The Hebrew prophets gave the grief-stricken people words. The popular notion of prophecy as future-telling, while not entirely wrong, misleads us. Prophets bring a word from God into the present predicament. We remember prophets for poetic words and dramatic demonstrations to awaken the people to impending crisis, so we remember those who got that future event right. But their words also provide a frame for seeing God in godforsaken circumstances and ultimately finding the way back to hope from grief.

Exile: Hope Dashed

Hope, so fragile, shatters with devastating loss. With the death of a spouse, beloved parent, or child, with the crashing and burning of a career or business in which one has dedicated almost every resource, with divorce and estrangement from family, friends, and church, with marginalization or imprisonment due to misunderstanding or discrimination, with poverty and homelessness due to insufficient resources to pay for medical care, the possibilities of hope-destroying loss always hang over us. Such losses destroy hope because we built our dreams on the relationships and resources now lost. We cannot bear life without a dream.

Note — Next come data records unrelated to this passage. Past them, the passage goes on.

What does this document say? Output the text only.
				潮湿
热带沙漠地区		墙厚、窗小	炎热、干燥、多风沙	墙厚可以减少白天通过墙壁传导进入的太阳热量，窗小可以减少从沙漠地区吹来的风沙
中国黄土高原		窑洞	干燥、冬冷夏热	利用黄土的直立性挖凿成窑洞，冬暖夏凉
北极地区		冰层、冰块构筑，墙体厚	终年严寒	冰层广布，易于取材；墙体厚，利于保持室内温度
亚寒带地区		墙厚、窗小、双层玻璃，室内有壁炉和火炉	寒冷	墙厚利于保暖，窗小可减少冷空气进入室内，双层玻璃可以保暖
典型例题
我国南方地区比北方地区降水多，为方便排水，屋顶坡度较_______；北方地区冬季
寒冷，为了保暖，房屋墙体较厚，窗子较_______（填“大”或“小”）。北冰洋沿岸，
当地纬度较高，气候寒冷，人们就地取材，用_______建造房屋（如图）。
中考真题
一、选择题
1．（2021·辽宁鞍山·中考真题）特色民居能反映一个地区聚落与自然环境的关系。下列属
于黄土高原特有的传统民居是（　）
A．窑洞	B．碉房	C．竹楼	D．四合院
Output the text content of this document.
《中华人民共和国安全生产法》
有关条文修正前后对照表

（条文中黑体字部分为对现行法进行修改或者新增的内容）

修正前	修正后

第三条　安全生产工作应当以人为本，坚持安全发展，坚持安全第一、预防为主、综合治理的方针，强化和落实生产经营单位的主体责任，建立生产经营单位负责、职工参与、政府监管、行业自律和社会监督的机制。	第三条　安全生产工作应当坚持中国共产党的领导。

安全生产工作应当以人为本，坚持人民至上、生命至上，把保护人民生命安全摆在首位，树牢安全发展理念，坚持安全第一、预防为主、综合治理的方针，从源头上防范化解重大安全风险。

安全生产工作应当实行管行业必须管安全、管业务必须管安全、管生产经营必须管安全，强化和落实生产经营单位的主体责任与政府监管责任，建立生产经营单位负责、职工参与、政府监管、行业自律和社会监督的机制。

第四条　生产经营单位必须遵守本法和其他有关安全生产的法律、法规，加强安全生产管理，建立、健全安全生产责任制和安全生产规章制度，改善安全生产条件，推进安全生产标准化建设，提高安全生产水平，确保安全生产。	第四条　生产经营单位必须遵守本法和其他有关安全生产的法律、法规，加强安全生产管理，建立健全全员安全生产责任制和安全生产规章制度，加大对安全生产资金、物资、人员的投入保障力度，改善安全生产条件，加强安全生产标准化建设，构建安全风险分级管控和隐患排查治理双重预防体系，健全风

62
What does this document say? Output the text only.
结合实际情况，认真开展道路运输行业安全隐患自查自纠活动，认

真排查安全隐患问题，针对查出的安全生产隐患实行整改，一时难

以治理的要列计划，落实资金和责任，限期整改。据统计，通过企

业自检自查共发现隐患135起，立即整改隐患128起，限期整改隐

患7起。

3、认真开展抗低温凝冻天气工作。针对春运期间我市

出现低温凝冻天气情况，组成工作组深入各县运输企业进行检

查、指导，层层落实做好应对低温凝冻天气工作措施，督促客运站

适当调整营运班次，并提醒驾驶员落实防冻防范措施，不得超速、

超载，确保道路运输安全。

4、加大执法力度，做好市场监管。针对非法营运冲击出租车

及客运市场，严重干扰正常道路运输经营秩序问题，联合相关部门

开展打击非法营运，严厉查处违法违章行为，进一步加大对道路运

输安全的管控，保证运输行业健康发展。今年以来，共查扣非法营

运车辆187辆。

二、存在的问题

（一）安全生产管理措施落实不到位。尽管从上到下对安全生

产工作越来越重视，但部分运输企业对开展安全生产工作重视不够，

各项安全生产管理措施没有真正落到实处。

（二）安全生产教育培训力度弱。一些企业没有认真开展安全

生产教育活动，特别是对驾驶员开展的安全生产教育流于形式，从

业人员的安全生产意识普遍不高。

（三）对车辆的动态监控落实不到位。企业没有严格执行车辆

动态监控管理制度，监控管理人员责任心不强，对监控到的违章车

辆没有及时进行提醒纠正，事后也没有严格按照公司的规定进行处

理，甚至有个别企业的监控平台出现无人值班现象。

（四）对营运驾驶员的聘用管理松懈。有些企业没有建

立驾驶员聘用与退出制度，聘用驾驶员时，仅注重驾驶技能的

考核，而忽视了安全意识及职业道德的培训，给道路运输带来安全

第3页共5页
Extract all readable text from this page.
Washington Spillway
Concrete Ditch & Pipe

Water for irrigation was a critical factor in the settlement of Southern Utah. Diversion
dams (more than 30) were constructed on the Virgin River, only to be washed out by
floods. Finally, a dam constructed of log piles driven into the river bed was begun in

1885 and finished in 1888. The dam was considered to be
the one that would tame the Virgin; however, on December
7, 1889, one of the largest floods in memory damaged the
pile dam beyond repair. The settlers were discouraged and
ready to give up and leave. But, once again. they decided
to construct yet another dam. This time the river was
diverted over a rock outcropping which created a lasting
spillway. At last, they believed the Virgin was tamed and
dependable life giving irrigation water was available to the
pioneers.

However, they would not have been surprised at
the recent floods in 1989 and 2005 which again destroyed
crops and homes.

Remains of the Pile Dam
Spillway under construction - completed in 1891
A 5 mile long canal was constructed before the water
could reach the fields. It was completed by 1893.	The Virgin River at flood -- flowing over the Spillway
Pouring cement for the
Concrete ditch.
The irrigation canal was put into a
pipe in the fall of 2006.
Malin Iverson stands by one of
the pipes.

God promised to David centuries before that an endless line of kings would follow him, and that God would guard and guarantee Israel’s survival and flourishing as long as they are faithful to God. So the people shared a dream confirmed by their kings, priests, and prophets again and again that, despite the rise of greater military powers like Egypt, Assyria, Babylon, and Persia, God would protect them and make their Temple the world’s temple, their faith the priestly faith to which the world would turn in reverence, their Zion the ultimate destination that all would visit with joy and gratitude. 

Then Babylon invaded Jerusalem with a holocaust of murder and rape, with looting valuables and destroying homes, with tearing down and burning the delight of their eyes, the Temple of God, then taking the best, brightest, and wealthiest into exile. Among those they took was priest and prophet, Ezekiel, who enacted the trauma and loss before the invasion. When his wife, the “delight of his eyes,” died some time earlier, he startled the people with refusal to grieve or participate in rites of mourning because he knew that someday Jerusalem would not have time to grieve or bury their dead. He packed what little they would be able to upon exile and walked the streets as an alien. So it would be in the devastating loss of defeat and exile.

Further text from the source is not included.